The proliferation of touch points for transactions and banking services combined with the rise of Open APIs is driving three key trends. Firstly, a sizeable number of customer service interactions are now originating on non-banking touchpoints. A study by ICICI Bank predicts that as many as 50% of the total number of transactions that today take place on bank-owned channels globally will move to non-banking channels by as early as 2022. Banking transactions will originate and be influenced on non-banking channels. Scenarios such as an insurance application getting initiated on a travel platform, application for an unsecured loan originating on an e-commerce website or a payment transaction being performed on a social media application will be the norm. Thirdly, open APIs will change customer journeys in more ways than one cutting across origination, onboarding, service or termination processes. A classic example of an open banking-led IoT scenario is a financial service provider locking a customer’s car in the event of default on loan repayment.

What these new possibilities demand is seamless integration with ecosystem participants that allows customers to perform transactions on a single interface without a hint of the handshakes and exchanges in the background. They require a re-imagination of the journeys and underlying processes that take into account new points of integration and exchange.

Finacle Connect 2019 Kaledeoscope

However, banks are caught in the balancing act of maximizing the possibilities of open banking for delivery of customer-centric and contextual experiences on one hand, and ensuring privacy of customer data on the other. Data exchange with external and third-party ecosystems increases the risk of exposure significantly, and so what banks need are comprehensive governance mechanisms that not only comply with the open banking regulatory mandates but truly elicit customer trust by demonstrating data safety and security in the customer interaction and experience layer.

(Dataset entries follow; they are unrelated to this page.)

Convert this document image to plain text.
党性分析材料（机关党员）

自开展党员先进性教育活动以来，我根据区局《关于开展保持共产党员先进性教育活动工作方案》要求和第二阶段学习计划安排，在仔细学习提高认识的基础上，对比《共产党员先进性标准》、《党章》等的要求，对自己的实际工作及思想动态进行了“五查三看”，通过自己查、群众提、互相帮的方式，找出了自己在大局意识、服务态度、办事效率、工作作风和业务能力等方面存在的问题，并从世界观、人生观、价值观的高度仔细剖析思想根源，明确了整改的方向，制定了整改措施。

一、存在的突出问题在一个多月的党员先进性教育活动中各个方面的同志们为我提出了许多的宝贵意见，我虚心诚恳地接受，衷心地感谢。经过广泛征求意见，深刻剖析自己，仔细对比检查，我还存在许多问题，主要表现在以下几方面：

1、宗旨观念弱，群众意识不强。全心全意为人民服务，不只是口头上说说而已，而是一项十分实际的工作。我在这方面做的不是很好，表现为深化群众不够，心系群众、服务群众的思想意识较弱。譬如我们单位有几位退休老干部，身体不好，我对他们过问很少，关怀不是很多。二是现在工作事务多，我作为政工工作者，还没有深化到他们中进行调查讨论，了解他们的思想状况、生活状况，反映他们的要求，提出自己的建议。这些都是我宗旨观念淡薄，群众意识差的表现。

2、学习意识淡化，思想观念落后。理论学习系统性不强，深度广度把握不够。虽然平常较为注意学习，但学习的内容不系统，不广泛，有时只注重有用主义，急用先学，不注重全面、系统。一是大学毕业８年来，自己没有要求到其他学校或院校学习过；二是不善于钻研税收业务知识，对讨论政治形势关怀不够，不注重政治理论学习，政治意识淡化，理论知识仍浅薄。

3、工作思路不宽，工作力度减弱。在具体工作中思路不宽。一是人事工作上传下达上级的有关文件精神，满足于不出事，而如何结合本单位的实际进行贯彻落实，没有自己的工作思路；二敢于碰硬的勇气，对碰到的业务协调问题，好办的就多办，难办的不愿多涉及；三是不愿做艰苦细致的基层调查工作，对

About 80 percent of customer queries at banks do not require a sophisticated understanding of banking products or the knowledge of domain. Here, chatbots are starting to play a key role.

3. Contextualized conversational experience powered by AI

Banks in Asia are elevating lifestyle experience banking with conversational AI that allows them to offer multilingual intuitive customer interaction. Singapore’s leading bank, DBS, has launched its conversational AI platform in three countries. The bank’s virtual assistant handles 82% of the total customer inquiries without any intervention from an agent. In Hong Kong, leading banks including HSBC Holdings, Standard Chartered, and Hang Seng Bank launched their chatbots in 2018. And most recently, Ant Financial announced the launch of a virtual assistant for all its Alipay customers.

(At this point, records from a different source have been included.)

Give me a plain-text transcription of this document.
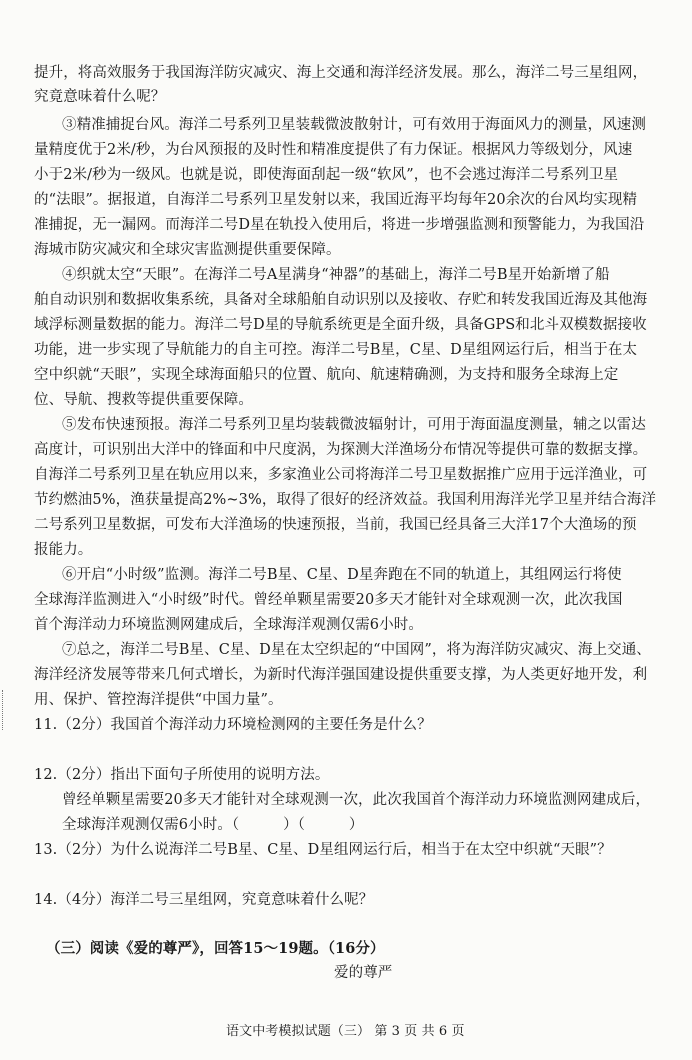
提升，将高效服务于我国海洋防灾减灾、海上交通和海洋经济发展。那么，海洋二号三星组网，
究竟意味着什么呢？
③精准捕捉台风。海洋二号系列卫星装载微波散射计，可有效用于海面风力的测量，风速测
量精度优于2米/秒，为台风预报的及时性和精准度提供了有力保证。根据风力等级划分，风速
小于2米/秒为一级风。也就是说，即使海面刮起一级“软风”，也不会逃过海洋二号系列卫星
的“法眼”。据报道，自海洋二号系列卫星发射以来，我国近海平均每年20余次的台风均实现精
准捕捉，无一漏网。而海洋二号D星在轨投入使用后，将进一步增强监测和预警能力，为我国沿
海城市防灾减灾和全球灾害监测提供重要保障。
④织就太空“天眼”。在海洋二号A星满身“神器”的基础上，海洋二号B星开始新增了船
舶自动识别和数据收集系统，具备对全球船舶自动识别以及接收、存贮和转发我国近海及其他海
域浮标测量数据的能力。海洋二号D星的导航系统更是全面升级，具备GPS和北斗双模数据接收
功能，进一步实现了导航能力的自主可控。海洋二号B星，C星、D星组网运行后，相当于在太
空中织就“天眼”，实现全球海面船只的位置、航向、航速精确测，为支持和服务全球海上定
位、导航、搜救等提供重要保障。
⑤发布快速预报。海洋二号系列卫星均装载微波辐射计，可用于海面温度测量，辅之以雷达
高度计，可识别出大洋中的锋面和中尺度涡，为探测大洋渔场分布情况等提供可靠的数据支撑。
自海洋二号系列卫星在轨应用以来，多家渔业公司将海洋二号卫星数据推广应用于远洋渔业，可
节约燃油5%，渔获量提高2%~3%，取得了很好的经济效益。我国利用海洋光学卫星并结合海洋
二号系列卫星数据，可发布大洋渔场的快速预报，当前，我国已经具备三大洋17个大渔场的预
报能力。
⑥开启“小时级”监测。海洋二号B星、C星、D星奔跑在不同的轨道上，其组网运行将使
全球海洋监测进入“小时级”时代。曾经单颗星需要20多天才能针对全球观测一次，此次我国
首个海洋动力环境监测网建成后，全球海洋观测仅需6小时。
⑦总之，海洋二号B星、C星、D星在太空织起的“中国网”，将为海洋防灾减灾、海上交通、
海洋经济发展等带来几何式增长，为新时代海洋强国建设提供重要支撑，为人类更好地开发，利
用、保护、管控海洋提供“中国力量”。
11.（2分）我国首个海洋动力环境检测网的主要任务是什么？
12.（2分）指出下面句子所使用的说明方法。
曾经单颗星需要20多天才能针对全球观测一次，此次我国首个海洋动力环境监测网建成后，
全球海洋观测仅需6小时。（　　　）（　　　）
13.（2分）为什么说海洋二号B星、C星、D星组网运行后，相当于在太空中织就“天眼”？
14.（4分）海洋二号三星组网，究竟意味着什么呢？
（三）阅读《爱的尊严》，回答15～19题。（16分）
爱的尊严
语文中考模拟试题（三） 第 3 页 共 6 页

Surveys and analyses of bank data indicate an 80/20 principle at play. And it hugely favors extensive use of chatbots in the front-office. About 80 percent of customer queries at banks do not require a sophisticated understanding of banking products or the knowledge of domain. These include queries regarding credit-card loss or account opening. Here, chatbots are starting to play a key role. Even in areas such as investment and wealth management, that require a more sophisticated understanding of banking knowledge, banks are beginning to enable conversational capabilities with the help of advanced AI.

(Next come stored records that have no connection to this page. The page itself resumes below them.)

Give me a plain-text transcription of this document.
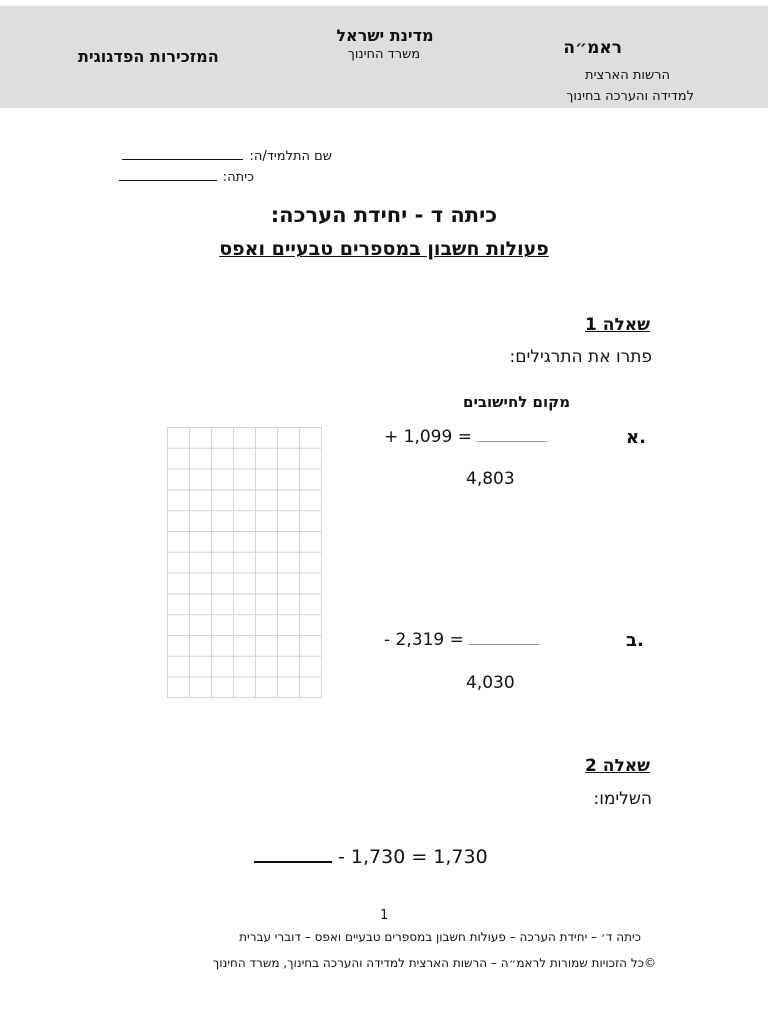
ראמ״ה
הרשות הארצית
למדידה והערכה בחינוך
מדינת ישראל
משרד החינוך
המזכירות הפדגוגית
שם התלמיד/ה:
כיתה:
כיתה ד - יחידת הערכה:
פעולות חשבון במספרים טבעיים ואפס
שאלה 1
פתרו את התרגילים:
מקום לחישובים
א.
+ 1,099 =
4,803
ב.
- 2,319 =
4,030
שאלה 2
השלימו:
- 1,730 = 1,730
1
כיתה ד׳ – יחידת הערכה – פעולות חשבון במספרים טבעיים ואפס – דוברי עברית
©כל הזכויות שמורות לראמ״ה – הרשות הארצית למדידה והערכה בחינוך, משרד החינוך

With the rollout of 5G, banks are already pre-empting the potential rise in the use of virtual assistants, and planning and executing use cases for both voice and virtual assistants. it is only a matter of time before they will begin augmenting their capabilities for AR-driven interactive interfaces.

Conclusion

Digital customer journey is not just about customer experience. A remarkable journey is the outcome of effort across a variety of considerations such as regulations, experience, processes and ecosystem strategies. By capitalizing on the potential of Digital Identity for onboarding, and Open API, IoT and AI for enriching interactions, touchpoints, and the complete experience today, banks can hold themselves in good stead for technology-driven experiences tomorrow. Banks that do not make reimagining customer journeys a priority now are granting their more progressive peers a head start and are likely to find it difficult to bridge the quickly widening gap later.